Empezaba a moverse contra él y el anular lo acompañó también, los movía muy despacio y ella se desesperaba cuando yo frenaba su cadera... Sus uñas se clavaban en mi nuca, en mis hombros y arañaban y desgarraban mi espalda. Era tan fiera... Mordí su labio inferior y elevé una de sus piernas, me movía dentro de ella con el ímpetu que ella imploraba, me tiraba del pelo, me lamía, me mordía, me arañaba, me hería y yo bajaba con mi lengua para reunirme con mis dedos visualizando la lujuria de sus ojos, el éxtasis, la incontinencia verbal, los insultos, las plegarias, los gemidos fruto del orgasmo.
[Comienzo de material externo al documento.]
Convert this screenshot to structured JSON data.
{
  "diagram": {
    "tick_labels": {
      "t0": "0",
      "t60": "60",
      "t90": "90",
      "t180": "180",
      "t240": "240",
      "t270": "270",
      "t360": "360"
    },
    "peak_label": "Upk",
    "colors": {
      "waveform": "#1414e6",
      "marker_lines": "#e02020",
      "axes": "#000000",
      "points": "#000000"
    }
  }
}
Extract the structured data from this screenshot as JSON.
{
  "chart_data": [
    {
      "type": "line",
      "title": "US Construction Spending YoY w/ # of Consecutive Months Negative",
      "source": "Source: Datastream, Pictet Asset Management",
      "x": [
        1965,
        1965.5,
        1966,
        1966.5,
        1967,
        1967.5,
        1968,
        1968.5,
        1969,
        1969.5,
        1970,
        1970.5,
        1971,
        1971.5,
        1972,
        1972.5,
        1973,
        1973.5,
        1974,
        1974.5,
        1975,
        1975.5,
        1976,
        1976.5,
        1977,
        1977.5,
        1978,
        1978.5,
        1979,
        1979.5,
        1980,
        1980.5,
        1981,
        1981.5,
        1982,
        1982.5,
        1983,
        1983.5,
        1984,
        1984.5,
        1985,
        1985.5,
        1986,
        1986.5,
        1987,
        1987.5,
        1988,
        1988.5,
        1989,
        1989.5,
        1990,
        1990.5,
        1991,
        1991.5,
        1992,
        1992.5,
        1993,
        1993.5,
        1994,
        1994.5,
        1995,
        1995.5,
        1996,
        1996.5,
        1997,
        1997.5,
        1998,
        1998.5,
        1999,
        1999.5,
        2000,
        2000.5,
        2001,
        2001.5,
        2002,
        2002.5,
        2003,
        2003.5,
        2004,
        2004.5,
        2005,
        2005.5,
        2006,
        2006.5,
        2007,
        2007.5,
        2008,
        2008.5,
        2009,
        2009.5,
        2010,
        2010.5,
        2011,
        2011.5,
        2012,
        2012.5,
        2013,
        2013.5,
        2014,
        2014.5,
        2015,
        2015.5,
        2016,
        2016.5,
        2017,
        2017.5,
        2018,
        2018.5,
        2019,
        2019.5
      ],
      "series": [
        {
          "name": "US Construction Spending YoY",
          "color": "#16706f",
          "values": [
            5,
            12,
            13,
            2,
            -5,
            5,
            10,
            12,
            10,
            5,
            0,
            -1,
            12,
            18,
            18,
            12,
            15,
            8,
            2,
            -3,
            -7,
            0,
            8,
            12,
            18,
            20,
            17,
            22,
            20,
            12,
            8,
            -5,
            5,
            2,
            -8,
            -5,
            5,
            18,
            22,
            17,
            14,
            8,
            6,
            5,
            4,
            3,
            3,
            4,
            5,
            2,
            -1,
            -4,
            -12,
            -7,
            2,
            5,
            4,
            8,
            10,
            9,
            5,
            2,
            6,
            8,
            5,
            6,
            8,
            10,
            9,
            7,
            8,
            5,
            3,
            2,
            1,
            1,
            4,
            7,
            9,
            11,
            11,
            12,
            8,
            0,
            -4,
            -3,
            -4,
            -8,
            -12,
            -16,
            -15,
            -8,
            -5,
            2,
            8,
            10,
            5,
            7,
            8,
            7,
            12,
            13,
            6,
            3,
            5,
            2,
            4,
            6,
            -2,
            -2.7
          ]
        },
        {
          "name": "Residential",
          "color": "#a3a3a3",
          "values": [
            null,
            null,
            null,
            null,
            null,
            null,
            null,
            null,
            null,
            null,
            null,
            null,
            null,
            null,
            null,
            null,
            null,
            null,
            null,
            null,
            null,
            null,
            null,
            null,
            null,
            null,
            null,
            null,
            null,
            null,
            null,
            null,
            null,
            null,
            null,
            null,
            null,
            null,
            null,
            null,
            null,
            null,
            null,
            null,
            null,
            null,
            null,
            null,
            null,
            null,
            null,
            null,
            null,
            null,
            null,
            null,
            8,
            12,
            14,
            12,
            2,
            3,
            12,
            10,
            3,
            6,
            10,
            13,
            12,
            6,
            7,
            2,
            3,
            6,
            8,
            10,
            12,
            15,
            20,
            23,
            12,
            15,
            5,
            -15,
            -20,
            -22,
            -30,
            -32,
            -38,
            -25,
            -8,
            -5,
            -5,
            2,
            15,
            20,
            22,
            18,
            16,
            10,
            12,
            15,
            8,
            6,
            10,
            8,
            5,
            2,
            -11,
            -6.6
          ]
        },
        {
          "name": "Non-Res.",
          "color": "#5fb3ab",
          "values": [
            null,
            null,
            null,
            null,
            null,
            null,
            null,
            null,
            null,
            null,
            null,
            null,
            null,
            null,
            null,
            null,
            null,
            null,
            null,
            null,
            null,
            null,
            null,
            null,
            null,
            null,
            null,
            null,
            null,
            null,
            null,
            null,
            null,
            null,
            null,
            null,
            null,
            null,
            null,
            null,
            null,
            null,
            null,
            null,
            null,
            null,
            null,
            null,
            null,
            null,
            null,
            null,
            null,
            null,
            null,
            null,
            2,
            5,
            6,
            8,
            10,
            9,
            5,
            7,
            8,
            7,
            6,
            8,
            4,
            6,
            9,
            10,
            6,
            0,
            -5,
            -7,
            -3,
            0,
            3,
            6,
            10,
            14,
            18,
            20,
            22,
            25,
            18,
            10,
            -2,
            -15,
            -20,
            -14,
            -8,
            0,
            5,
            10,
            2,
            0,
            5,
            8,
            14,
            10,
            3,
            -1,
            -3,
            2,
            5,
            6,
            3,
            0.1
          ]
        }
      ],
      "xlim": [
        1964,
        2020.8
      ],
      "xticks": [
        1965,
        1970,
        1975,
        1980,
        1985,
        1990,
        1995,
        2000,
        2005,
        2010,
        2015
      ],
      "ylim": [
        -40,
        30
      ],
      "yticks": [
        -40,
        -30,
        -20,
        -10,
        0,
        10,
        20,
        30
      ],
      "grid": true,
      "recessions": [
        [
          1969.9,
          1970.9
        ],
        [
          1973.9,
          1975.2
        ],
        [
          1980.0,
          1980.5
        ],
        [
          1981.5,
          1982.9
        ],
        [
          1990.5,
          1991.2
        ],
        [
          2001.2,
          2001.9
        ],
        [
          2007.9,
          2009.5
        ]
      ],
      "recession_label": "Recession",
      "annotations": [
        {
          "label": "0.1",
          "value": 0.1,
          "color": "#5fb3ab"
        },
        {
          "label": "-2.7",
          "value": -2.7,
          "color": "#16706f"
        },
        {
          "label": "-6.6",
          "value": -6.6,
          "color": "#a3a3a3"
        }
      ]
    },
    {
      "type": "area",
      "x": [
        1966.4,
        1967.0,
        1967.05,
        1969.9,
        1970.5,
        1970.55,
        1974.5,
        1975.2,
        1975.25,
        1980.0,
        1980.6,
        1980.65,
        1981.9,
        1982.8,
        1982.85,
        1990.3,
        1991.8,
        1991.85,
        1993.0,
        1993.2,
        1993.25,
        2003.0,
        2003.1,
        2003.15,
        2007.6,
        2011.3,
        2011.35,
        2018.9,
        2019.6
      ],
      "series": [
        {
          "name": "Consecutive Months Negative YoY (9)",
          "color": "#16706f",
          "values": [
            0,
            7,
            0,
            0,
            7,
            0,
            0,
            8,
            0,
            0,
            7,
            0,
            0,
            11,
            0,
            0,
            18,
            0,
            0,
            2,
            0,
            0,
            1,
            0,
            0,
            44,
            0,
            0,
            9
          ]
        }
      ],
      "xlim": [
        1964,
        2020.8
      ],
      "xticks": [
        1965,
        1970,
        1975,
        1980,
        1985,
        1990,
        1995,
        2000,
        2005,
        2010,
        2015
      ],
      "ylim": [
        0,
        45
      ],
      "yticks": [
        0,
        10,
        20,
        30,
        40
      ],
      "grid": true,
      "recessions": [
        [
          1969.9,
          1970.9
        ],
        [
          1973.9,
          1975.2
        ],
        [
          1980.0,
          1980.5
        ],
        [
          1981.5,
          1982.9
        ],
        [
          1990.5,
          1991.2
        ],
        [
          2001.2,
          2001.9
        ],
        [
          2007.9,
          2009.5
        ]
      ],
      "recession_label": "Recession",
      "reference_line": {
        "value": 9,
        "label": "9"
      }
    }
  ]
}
Sus piernas intentaban cerrarse y ahí es cuando mi brazo ejercía un candado contra la misma, haciendo que se retorciese de placer en mi boca, deseando que su elixir se arrastrase por mi lengua y mi garganta, sintiendo su calor, cómo su hendidura palpitaba de excitación, como el ardiente rocío cubría sus muslos. Sus gritos perforaban mis tímpanos, pensaba que iba a quedarme sorda, lo sentía, pero aquel sabor, aquel calor, aquel olor... Aquello me absorbía mientras ella dibujaba con sangre cinceladas sobre mi espalda hasta sentir cómo se corría en mi boca.